Is a recession looming?
At the European Central Bank conference in Portugal last week, Andrew Bailey, Governor of the Bank of England reiterated the Bank’s already stark estimate that inflation will rise above 11 percent in the Autumn.
We’re now amid an almost perfect storm, with rapidly rising inflation, persistent supply chain issues and labour shortages, which – combined – look set to push the UK into recession this year.
Furthermore, with hot-off-the-press resignations of Chancellor Rishi Sunak and Health Secretary Sajid Javid (and likely more to follow), questions over the Prime Minister’s future are once again in the spotlight. Where Johnson goes next politically is anyone’s guess, but the inevitable snap appointments (Nadhim Zahawi and Steve Barclay) and possible reshuffle will do little to focus Parliament’s attention on the economy, in the short-term at least.
And this is where focus is desperately needed.
While residual supply chain impacts of Covid-19 remain, we are now seeing a shift in the primary underlying issue from the pandemic to Russia’s invasion of Ukraine, driving up both energy and materials costs. This has led to a cost of living crisis not seen in this country for almost four decades. As prices across the Eurozone rocket, recent PMI data shows orders at UK factories falling for the first time in 17 months – a heady mixture.
Though our latest Business Factors Index – charting the turnover of more than 2,000 UK SMEs – shows modest growth throughout the second quarter – it’s inevitable that rising costs, combined with labour shortages and political uncertainty will hamper SME growth ambitions over the summer months. I expect to see this come to pass in the second half of the year, coinciding with a possible interest rate rise, putting further pressure on borrowers who are already seeing the spending power of loans diminished in real terms.
SMEs, however, are resilient.
Our recent study of 500 UK SMEs highlighted that while there are significant concerns about the economy and conflict in Europe, a stoic determination remains. More than eight in ten said they plan to invest in their businesses this year, and a similar proportion (unsurprisingly) say they are confident about their business prospects in 2022.

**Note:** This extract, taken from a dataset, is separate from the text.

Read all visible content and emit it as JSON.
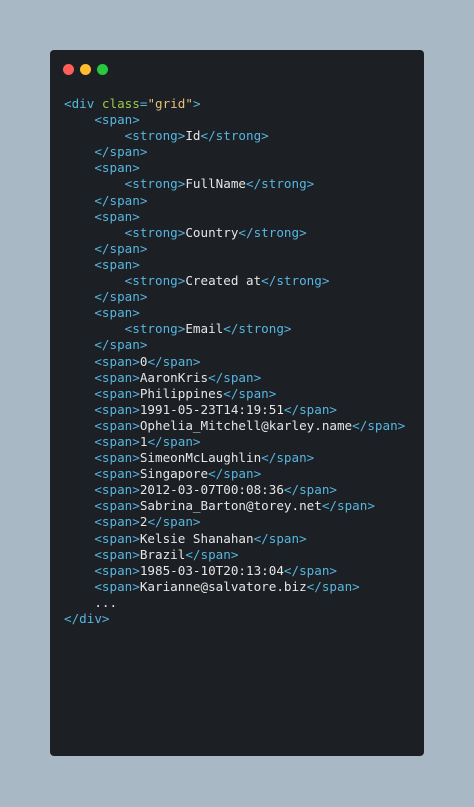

Perhaps an encouraging by-product of an otherwise damaging two years, many businesses are now more receptive to seeking the support they need from the public and private sectors alike: 84 percent say they are actively in search for business advice, help recovering moneys owed and logistics support.
Furthermore, while a high proportion of UK SMEs have previously been categorised as “permanent non-borrowers”, essential support offered throughout the pandemic by way of Government loans has undoubtedly encouraged many to think differently about how they finance both day-to-day operations and growth. More than two-fifths (44%) say they are more likely to seek external finance than before the pandemic.
However, with the Government’s Recovery Loan Scheme closed to new business as of 30 June, there are fresh concerns that the high street’s appetite to lend to SMEs will begin to dissipate, with many lenders expected to make significant changes to their credit policies over the coming weeks. Topping-off a particularly grim end to the second quarter, Brian McBride, newly appointed President of the CBI recently warned: “For individuals and for businesses, we are in for a tough time.”
There’s little denying that challenges facing both individuals and businesses are significant. But as the possibility of a recession in 2022 becomes more likely, there are opportunities for SMEs to insulate themselves from the effects of a downturn. Reviewing supply chains, tightening credit control processes, mitigating currency fluctuations, understanding ways to unlock value from existing assets and managing costs accordingly are all factors SME owners and decision makers can start to consider.
As the CEO of a specialist SME funder, it’s perhaps unsurprising for me to advocate that business owners carefully consider the financing options available to them. However, forms of finance such as invoice finance provide greater benefit to SMEs than just cash alone. Unlocking value already held within a business is a key advantage over loans or overdrafts, but of equal benefit to time-poor SME owners is support in helping to collect customer payment, and provide structure and clarity around credit control processes.
In these challenging and politically uncertain times, it is those SMEs that can plan ahead, leverage the support available to them, and – ultimately weather the storm - that will be best placed to take advantage of opportunities presented.
Equally, it is these businesses that will see the UK economy through a recession, which now seems inevitable.